One mild, pleasant evening this before-the-mast autocrat and raconteur found himself the centre of an interested group on the forecastle. The midshipmen were burning for a yarn. They had learned, however, that the surest way not to have their desire gratified was to ask a sailor for a story. Certainly this was true of this particular old salt, and it was necessary to approach him by indirection. The conversation turned, as it frequently does in the forecastle, on the quarter-deck, and everywhere else, on woman.
"Wot's the matter with leetle Sammy Bowline?" queried the old man in a pause in the conversation. "I seed him a-weepin' an' a-bellerin' like wot you Yankees call a 'caow' in the fust dog-watch."
"A cow don't weep, Jack," answered a maintopman who had been a lumbering bucolic dairyman when the Neversink left port six months since, but who was now a smart young light yardman.

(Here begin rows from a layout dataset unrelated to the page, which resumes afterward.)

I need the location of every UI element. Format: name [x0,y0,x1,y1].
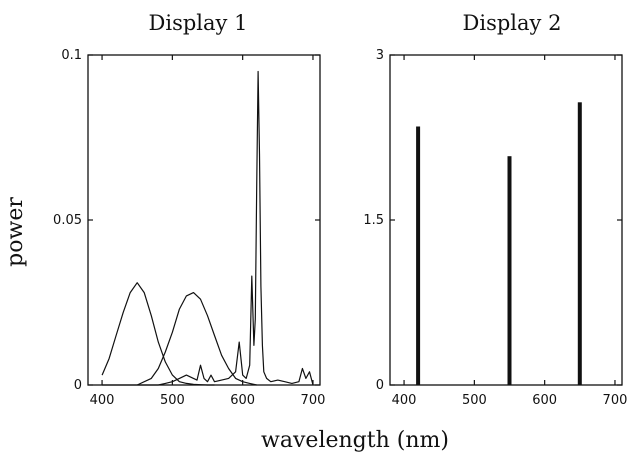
display-2-ytick-label: 0 [376,378,384,393]
display-1-panel: Display 1 400 500 600 700 0 0.05 0.1 [53,11,325,408]
display-2-bar [577,102,582,386]
display-2-axes-frame [389,54,623,386]
display-1-title: Display 1 [149,11,248,35]
y-axis-label: power [3,197,28,267]
display-1-xtick-label: 600 [230,393,255,408]
display-1-xtick-label: 700 [301,393,326,408]
display-1-axes-frame [87,54,321,386]
display-2-ticks: 400 500 600 700 0 1.5 3 [363,48,627,408]
display-1-ticks: 400 500 600 700 0 0.05 0.1 [53,48,325,408]
display-1-xtick-label: 500 [160,393,185,408]
display-1-series-2-line [136,292,257,386]
display-1-xtick-label: 400 [90,393,115,408]
display-2-ytick-label: 1.5 [363,213,384,228]
display-2-title: Display 2 [463,11,562,35]
display-1-ytick-label: 0.1 [61,48,82,63]
display-2-bar [416,126,421,385]
display-1-ytick-label: 0 [74,378,82,393]
display-1-curves [101,70,314,386]
display-1-series-3-line [102,70,314,386]
display-2-bar [507,156,512,385]
display-2-xtick-label: 500 [462,393,487,408]
x-axis-label: wavelength (nm) [261,428,449,453]
display-1-ytick-label: 0.05 [53,213,82,228]
display-2-xtick-label: 700 [603,393,628,408]
display-2-xtick-label: 400 [392,393,417,408]
display-2-ytick-label: 3 [376,48,384,63]
display-2-panel: Display 2 400 500 600 700 0 1.5 3 [363,11,627,408]
display-1-series-1-line [101,282,215,386]
display-2-bars [416,102,582,386]
display-2-xtick-label: 600 [532,393,557,408]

"Hev you seen all the cow critters on the yearth, youngster?"
"No, but——"
"Well, some cows weeps, I sez, an' this'n' did," answered the old sailor, sententiously. "Anyway, Sammy Bowline, he bawled awful."
"I reckon he's homesick fer his ma," remarked Billy Clumpblock, the captain of the maintop. "I just guv him a few teches with me colt to take it out'n him, w'ich I've larned that w'alin' is werry good fer homesickness, an' sent him up in the top, as he calls it, to 'spell a watch.'"
"It's a sing'lar thing," continued the old bo's'n's mate, "how much men an' boys thinks of feemales, sech as mothers an' sech like pussons. It stands ter reason thay ain't necessary to nobody's existence, though it's agreed that we all had 'em onct, though I've got no evidence of it in my own case 'ceptin' general report. Look at this ship, now. There ain't a woman on board of her, an' if they was, she'd be considerably disorganized, w'ich I means the ship an' p'raps the feemale too."
"They seems ter be necessary on shore, though," remarked the chief quartermaster, a much-married man.
"P'raps they be. But they're no 'count on sea."